Abstract Introduction Odontoblasts are terminally differentiated cells of ectomesenchymal origin that produce the dentin. Differentiated odontoblasts cannot be identified yet by a single phenotypic ...marker protein; therefore, a combination of markers is currently used. Up-regulation of the cyclin-dependent kinase inhibitor p27Kip1 has been associated with exit from the cell cycle and terminal differentiation of mammalian cells. Immunoreactivity for p27Kip1 protein was shown in many adult mouse tissues, but no information is available on the expression of p27Kip1 in mammalian dental pulp. Methods Healthy and carious adult human molars with reparative dentin formation were decalcified, cryoprotected, frozen embedded, and frozen sectioned.

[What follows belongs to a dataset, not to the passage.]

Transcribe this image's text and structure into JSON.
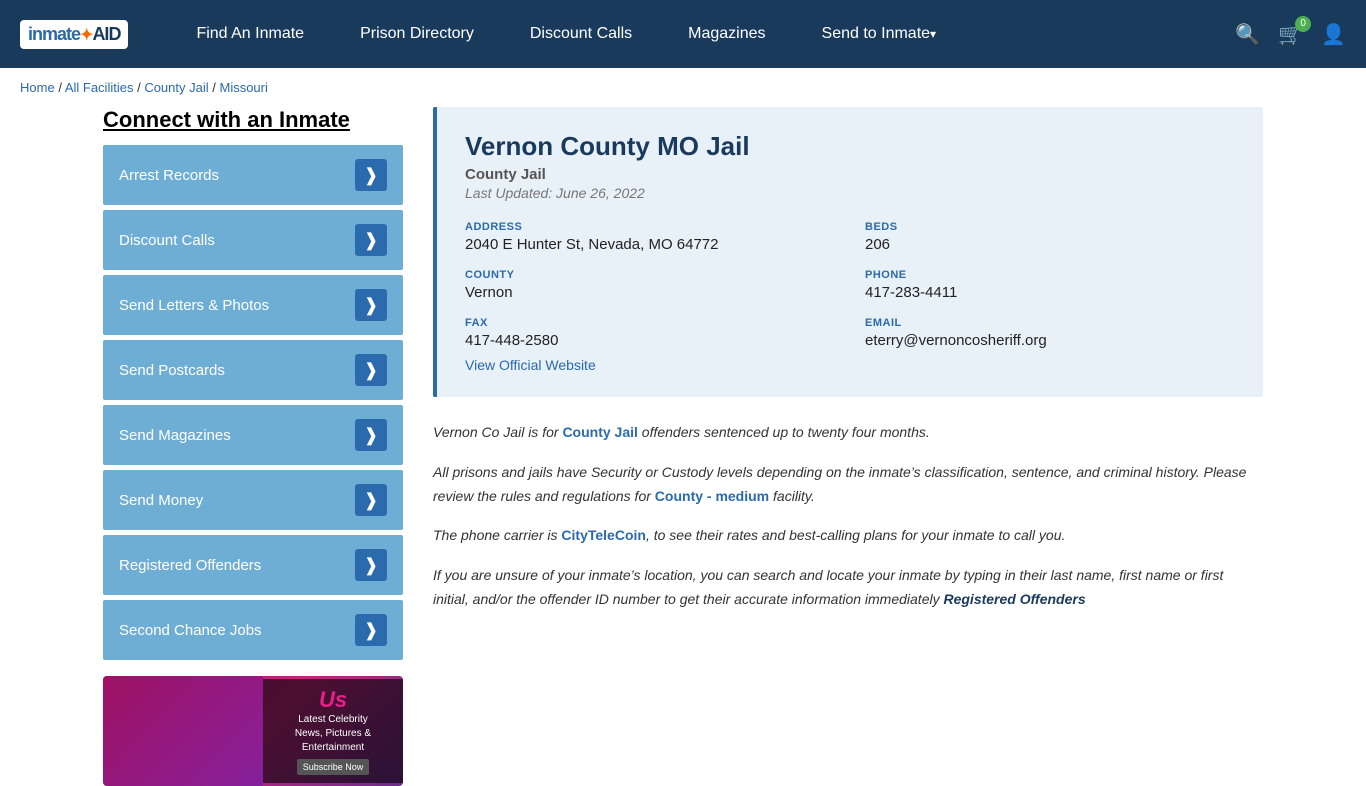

The expression of p27Kip1 and nestin in cells of adult human dental pulp was analyzed by immunohistochemistry using free floating sections. Results p27Kip1 showed strong nuclear expression in many differentiated human molar odontoblasts at the odontoblastic layer. Most cells of the cell-rich zone displayed low levels of p27Kip1 despite the fact that preodontoblasts localized in the cell-rich zone of the subodontoblastic layer have been identified as quiescent cells. The nuclear expression of p27Kip1 in stromal cells of the dental pulp was variable, indicating that subpopulations of these cells were in distinct states of differentiation. Odontoblasts generating reparative dentin showed comparable nuclear expression of p27Kip1 in comparison with odontoblasts synthesizing primary/secondary dentin. This result indicates that odontoblasts synthesizing primary/secondary or reparative dentin exhibit a similar differentiation status. Conclusions Our findings show that increased expression of nuclear p27Kip1 occurred during differentiation from preodontoblasts to odontoblasts in adult healthy and carious molars. p27Kip1 can be used as a novel nuclear marker protein for differentiated human odontoblasts in vivo.